Review of the article "Drone CO2 measurements during the Tajogaite Volcanic eruption"

This paper presents plume CO2 and d13C measurements of the 2021Tajogaite eruption.
The aspect that seems to be technically new in this paper is the direct measurement by UAS of CO2 to map CO2 plume concentrations to obtain the CO2 flux (as opposed to previous measurements where SO2 flux is measured and CO2 flux is calculated from the SO2 flux and a measurement of the CO2/SO2 ratio). I write "seems" because at a first reading, the paper is unclear about what is novel in the approach. That is my main criticism of the paper.

Overall, in my opinion, this paper deserves publication in AMT. However, I think it lacks clarity in terms of what is new in the present publication and what is not new (done by previous studies). For example, the authors start the second paragraph of the introduction with "We present of novel approach...". I think such a development should appear after the authors have reviewed what has been done previously by the studies on the subject to highlight what is missing in terms of methodology. Then if the approach presented in the authors has never been used before, the reader will rapidly capture how legetimate this novel study is. Because this is unclear, I went back to read previous papers on the subject to ask myself the following question: what's new? Rewriting should help in clarifying the paper.

Another feature of the paper that is highly damaging to the understanding of the study is that the Methods section (section 4) is located at the end of the paper. To me, it should be located between the Background and the Results sections. That will greatly help clarity. When the reader gets to the results, there are many points of the methodology that the reader wants to know before integrating what has been obtained and what the results mean.

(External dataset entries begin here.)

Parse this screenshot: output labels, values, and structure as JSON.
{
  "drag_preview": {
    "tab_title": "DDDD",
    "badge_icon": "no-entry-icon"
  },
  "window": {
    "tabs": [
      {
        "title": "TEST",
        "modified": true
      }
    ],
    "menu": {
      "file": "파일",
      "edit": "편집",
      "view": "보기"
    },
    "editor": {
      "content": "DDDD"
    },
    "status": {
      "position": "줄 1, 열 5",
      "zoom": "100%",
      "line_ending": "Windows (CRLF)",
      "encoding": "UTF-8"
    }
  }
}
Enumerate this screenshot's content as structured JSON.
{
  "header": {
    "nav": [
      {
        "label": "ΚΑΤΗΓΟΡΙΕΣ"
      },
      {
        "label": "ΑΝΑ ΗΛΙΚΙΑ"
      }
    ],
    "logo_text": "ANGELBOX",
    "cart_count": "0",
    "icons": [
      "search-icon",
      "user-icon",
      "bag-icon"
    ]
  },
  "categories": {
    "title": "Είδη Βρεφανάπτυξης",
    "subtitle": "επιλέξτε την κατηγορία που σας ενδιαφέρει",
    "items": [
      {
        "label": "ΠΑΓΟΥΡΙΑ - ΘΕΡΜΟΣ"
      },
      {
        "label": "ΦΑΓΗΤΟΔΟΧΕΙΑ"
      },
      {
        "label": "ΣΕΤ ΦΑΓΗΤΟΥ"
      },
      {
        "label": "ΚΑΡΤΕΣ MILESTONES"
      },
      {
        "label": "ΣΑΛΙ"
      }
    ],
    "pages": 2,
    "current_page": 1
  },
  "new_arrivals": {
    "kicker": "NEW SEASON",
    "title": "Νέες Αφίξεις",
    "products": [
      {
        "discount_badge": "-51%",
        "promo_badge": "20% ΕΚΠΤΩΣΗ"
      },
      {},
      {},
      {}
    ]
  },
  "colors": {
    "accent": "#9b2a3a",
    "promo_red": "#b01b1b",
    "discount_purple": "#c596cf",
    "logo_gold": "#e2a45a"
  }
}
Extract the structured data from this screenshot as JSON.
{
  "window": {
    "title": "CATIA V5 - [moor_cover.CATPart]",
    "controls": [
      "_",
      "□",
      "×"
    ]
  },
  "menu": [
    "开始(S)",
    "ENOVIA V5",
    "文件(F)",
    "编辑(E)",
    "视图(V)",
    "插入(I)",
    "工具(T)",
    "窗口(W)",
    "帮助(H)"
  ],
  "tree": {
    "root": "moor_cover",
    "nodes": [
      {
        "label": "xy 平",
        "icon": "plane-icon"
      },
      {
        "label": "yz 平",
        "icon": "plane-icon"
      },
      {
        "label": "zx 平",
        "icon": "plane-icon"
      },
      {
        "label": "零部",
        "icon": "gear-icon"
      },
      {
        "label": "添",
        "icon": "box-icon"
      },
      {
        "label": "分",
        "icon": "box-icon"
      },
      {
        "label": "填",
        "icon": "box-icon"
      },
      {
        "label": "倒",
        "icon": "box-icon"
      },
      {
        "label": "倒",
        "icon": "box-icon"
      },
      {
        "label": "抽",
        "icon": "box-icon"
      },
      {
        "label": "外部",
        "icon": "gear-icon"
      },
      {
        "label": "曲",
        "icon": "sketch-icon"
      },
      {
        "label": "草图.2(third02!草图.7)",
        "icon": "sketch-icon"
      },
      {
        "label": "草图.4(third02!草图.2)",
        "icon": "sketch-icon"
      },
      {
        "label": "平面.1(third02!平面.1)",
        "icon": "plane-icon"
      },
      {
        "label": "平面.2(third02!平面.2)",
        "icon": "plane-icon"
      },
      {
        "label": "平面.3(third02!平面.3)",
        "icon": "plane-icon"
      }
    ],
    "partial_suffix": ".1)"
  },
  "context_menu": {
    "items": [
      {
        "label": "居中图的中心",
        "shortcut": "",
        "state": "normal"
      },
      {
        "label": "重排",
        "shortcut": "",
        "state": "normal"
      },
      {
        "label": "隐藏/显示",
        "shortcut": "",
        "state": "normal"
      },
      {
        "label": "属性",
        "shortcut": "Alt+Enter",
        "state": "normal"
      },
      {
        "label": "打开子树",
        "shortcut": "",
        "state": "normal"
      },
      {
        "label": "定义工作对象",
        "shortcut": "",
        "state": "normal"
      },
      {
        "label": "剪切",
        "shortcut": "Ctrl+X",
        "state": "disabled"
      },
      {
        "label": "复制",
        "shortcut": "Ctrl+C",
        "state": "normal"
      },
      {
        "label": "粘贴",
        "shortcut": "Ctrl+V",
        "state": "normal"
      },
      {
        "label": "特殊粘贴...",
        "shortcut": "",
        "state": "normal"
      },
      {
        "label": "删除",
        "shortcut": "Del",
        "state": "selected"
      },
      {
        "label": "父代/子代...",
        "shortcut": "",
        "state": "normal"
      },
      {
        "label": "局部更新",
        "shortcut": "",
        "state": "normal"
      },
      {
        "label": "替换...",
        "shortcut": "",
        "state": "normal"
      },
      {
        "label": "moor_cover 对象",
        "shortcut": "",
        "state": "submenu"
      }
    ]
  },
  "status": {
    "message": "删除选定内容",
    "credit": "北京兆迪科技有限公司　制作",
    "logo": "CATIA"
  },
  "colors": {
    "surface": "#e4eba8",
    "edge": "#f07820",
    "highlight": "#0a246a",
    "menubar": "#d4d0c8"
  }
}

Another point that can help clarity would be the presence of the map of Canary archipelago and the island where the study took place. The map in figure 2 is too restricted to help reading the Background section and also too unprecised : where is the lava vent? Are gas plumes different from lava vents?

I did not get the reason why the flux in the abstract (1.19x10^6 to 2.80x10^7 t day-1 is different from the one quoted later in the text (line 93) : 2.6x10^4 to 5.4x10^4 t day-1, and in tables 2, 3 and 4. Are they from different periods etc. In the end, I am lost in all these numbers. If in the abstract these are the total flux over a given period, then this should be indicated.

Lines 80-85: I think the d13C value of modern air is not constant because there is a seasonal effect.

Lines 99-100: the mass balance is ultimately a little disturbing because mixing a source at 0 per mil and one at -5 per mil cannot explain a value above 0 (+0.1 per mil). Of course, with the quoted uncertainties, one can get to that but this leads to a strange reading.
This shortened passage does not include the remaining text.